Monaco unveils environmental declaration to “avoid ecological disaster”

Human health and the Ocean
Michael Alesi

Organised by the Prince Albert II of Monaco Foundation, Boston College, and the Monaco Scientific Centre, a two-day-long symposium on “Human Health and the Ocean” has come to a close – with a clear warning call.

“The oceans are in danger, ocean ecosystems are in danger, human health is in danger. The good news? We can come up with solutions,” Patrick Rampal, President of Monaco’s Scientific Council, told Monaco Info. While alarm bells are ringing, we do have concrete solutions, he stressed.


“We need to tackle pollution at its source”

While ocean pollution has multiple negative effects on human health, it is possible “to avoid pathologies by reducing pollution at its source,” said Rampal. Tackling environmental problems at their source is precisely the aim of the Monaco Declaration, unveiled at the end of the conference. “The idea is to avoid an ecological disaster. And therefore to do away with fossil fuels and switch to cleaner energies while reducing plastic pollution of the oceans,” explained Rampal.
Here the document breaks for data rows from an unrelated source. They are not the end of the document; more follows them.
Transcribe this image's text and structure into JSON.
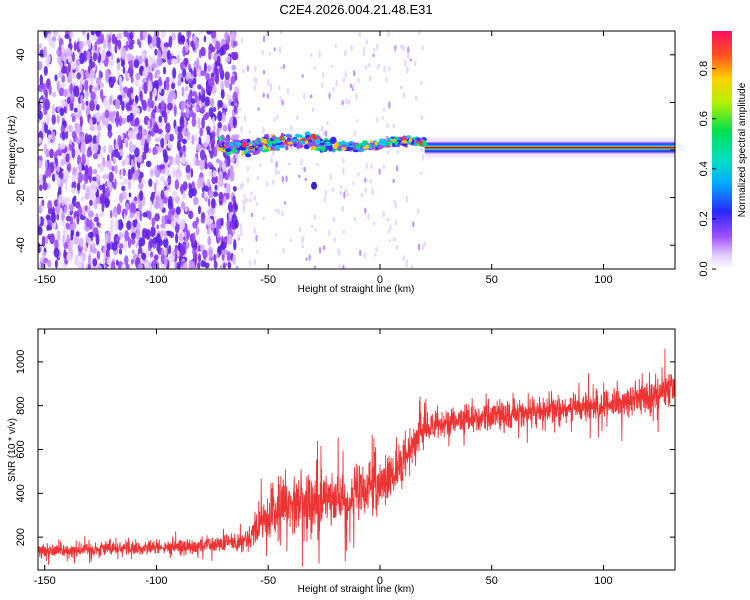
{
  "title": "C2E4.2026.004.21.48.E31",
  "colors": {
    "snr_line": "#ee3333",
    "peak": "#cc0000",
    "scatter": "#7a2de0",
    "colormap": [
      "#ffffff",
      "#d8b3ff",
      "#7a2de0",
      "#2a28ff",
      "#00c8ff",
      "#00e070",
      "#c8f000",
      "#ffcc00",
      "#ff3333",
      "#ff1060"
    ]
  },
  "chart_data": [
    {
      "type": "heatmap",
      "xlabel": "Height of straight line (km)",
      "ylabel": "Frequency (Hz)",
      "xlim": [
        -153,
        132
      ],
      "ylim": [
        -50,
        50
      ],
      "x_ticks": [
        -150,
        -100,
        -50,
        0,
        50,
        100
      ],
      "y_ticks": [
        -40,
        -20,
        0,
        20,
        40
      ],
      "grid": false,
      "regions": [
        {
          "name": "noise",
          "x_range": [
            -153,
            -64
          ],
          "y_range": [
            -50,
            50
          ],
          "level": 0.15
        },
        {
          "name": "signal",
          "x_range": [
            -72,
            132
          ],
          "center_hz": 1,
          "level": 0.9
        }
      ],
      "colorbar": {
        "label": "Normalized spectral amplitude",
        "range": [
          0,
          0.95
        ],
        "ticks": [
          0.0,
          0.2,
          0.4,
          0.6,
          0.8
        ]
      }
    },
    {
      "type": "line",
      "xlabel": "Height of straight line (km)",
      "ylabel": "SNR (10 * v/v)",
      "xlim": [
        -153,
        132
      ],
      "ylim": [
        50,
        1150
      ],
      "x_ticks": [
        -150,
        -100,
        -50,
        0,
        50,
        100
      ],
      "y_ticks": [
        200,
        400,
        600,
        800,
        1000
      ],
      "grid": false,
      "series": [
        {
          "x": [
            -153,
            -140,
            -120,
            -100,
            -80,
            -70,
            -60,
            -55,
            -50,
            -45,
            -40,
            -35,
            -30,
            -25,
            -20,
            -15,
            -10,
            -5,
            0,
            5,
            10,
            15,
            20,
            30,
            40,
            50,
            60,
            70,
            80,
            90,
            100,
            110,
            120,
            132
          ],
          "values": [
            140,
            140,
            150,
            150,
            160,
            170,
            190,
            240,
            300,
            330,
            360,
            360,
            340,
            380,
            400,
            360,
            400,
            420,
            430,
            480,
            540,
            640,
            700,
            730,
            740,
            750,
            760,
            770,
            780,
            790,
            800,
            820,
            840,
            880
          ],
          "spread": [
            60,
            60,
            60,
            60,
            60,
            70,
            90,
            160,
            210,
            230,
            230,
            240,
            240,
            230,
            220,
            200,
            210,
            200,
            220,
            200,
            180,
            150,
            130,
            110,
            110,
            110,
            110,
            110,
            110,
            120,
            120,
            130,
            140,
            150
          ]
        }
      ]
    }
  ]
}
“We should no longer think in terms of countries”

The Monaco Declaration stresses the importance that leaders of all countries and citizens of the world become aware of the threats faced by the oceans, a view that Patrick Rampal shares. “We should no longer think in terms of countries, we should think in terms of regions,” he said, stressing that the Mediterranean basin is an ideal area to introduce such mindset change.